Like a dict, a DataFrame's index is backed by a hash table. Looking up rows
based on index values is like looking up dict values based on a key.
In contrast, the values in a column are like values in a list.
Looking up rows based on index values is faster than looking up rows based on column values.
For example, consider
df = pd.DataFrame({'foo':np.random.random(), 'index':range(10000)})
df_with_index = df.set_index(['index'])
Here is how you could look up any row where the df['index']
column equals 999.
Pandas has to loop through every value in the column to find the ones equal to 999.
df[df['index'] == 999]
# foo index
# 999 0.375489 999
Here is how you could lookup any row where the index equals 999. With an index, Pandas uses the hash value to find the rows:
df_with_index.loc[999]
# foo 0.375489
# index 999.000000
# Name: 999, dtype: float64
Looking up rows by index is much faster than looking up rows by column value:
In [254]: %timeit df[df['index'] == 999]
1000 loops, best of 3: 368 μs per loop
In [255]: %timeit df_with_index.loc[999]
10000 loops, best of 3: 57.7 μs per loop
Note however, it takes time to build the index:
In [220]: %timeit df.set_index(['index'])

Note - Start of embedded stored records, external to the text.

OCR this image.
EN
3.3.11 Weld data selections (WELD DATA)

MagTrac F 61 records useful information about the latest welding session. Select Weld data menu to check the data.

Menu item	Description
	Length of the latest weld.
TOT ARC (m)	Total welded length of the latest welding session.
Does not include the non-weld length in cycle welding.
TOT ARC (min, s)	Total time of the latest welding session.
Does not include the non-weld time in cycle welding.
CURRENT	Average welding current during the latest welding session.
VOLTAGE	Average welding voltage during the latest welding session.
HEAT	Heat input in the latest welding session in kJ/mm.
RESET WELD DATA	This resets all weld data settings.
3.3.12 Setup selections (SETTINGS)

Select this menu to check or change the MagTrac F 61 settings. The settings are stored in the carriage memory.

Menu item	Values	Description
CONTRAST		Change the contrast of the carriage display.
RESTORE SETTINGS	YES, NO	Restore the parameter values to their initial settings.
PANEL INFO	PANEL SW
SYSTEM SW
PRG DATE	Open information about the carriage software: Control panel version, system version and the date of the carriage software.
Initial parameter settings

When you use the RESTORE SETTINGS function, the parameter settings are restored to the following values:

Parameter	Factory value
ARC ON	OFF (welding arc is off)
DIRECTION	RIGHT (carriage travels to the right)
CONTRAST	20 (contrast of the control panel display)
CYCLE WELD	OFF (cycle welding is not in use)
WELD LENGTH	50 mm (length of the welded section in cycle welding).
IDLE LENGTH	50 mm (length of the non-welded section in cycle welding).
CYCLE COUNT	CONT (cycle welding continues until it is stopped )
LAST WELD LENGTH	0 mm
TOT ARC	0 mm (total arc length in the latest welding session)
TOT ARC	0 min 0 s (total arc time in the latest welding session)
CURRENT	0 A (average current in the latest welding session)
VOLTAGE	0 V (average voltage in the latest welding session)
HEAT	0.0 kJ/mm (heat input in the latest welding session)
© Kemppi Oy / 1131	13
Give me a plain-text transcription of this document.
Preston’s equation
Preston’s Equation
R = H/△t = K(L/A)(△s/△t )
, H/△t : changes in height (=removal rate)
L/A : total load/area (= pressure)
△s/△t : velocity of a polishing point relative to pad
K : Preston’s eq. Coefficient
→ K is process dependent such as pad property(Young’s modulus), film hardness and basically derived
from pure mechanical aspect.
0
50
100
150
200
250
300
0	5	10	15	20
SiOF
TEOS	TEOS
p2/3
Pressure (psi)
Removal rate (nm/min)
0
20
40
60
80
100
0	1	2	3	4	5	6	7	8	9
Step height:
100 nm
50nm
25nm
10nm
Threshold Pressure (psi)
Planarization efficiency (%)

1000 loops, best of 3: 330 μs per loop
So having the index is only advantageous when you have many lookups of this type
to perform.
Sometimes the index plays a role in reshaping the DataFrame. Many functions, such as set_index
, stack
, unstack
, pivot
, pivot_table
, melt
,
lreshape
, and crosstab
, all use or manipulate the index.
Sometimes we want the DataFrame in a different shape for presentation purposes, or for join
, merge
or groupby
operations. (As you note joining can also be done based on column values, but joining based on the index is faster.) Behind the scenes, join
, merge
and groupby
take advantage of fast index lookups when possible.
Time series have resample
, asfreq
and interpolate
methods whose underlying implementations take advantage of fast index lookups too.
So in the end, I think the origin of the index's usefulness, why it shows up in so many functions, is due to its ability to perform fast hash
lookups.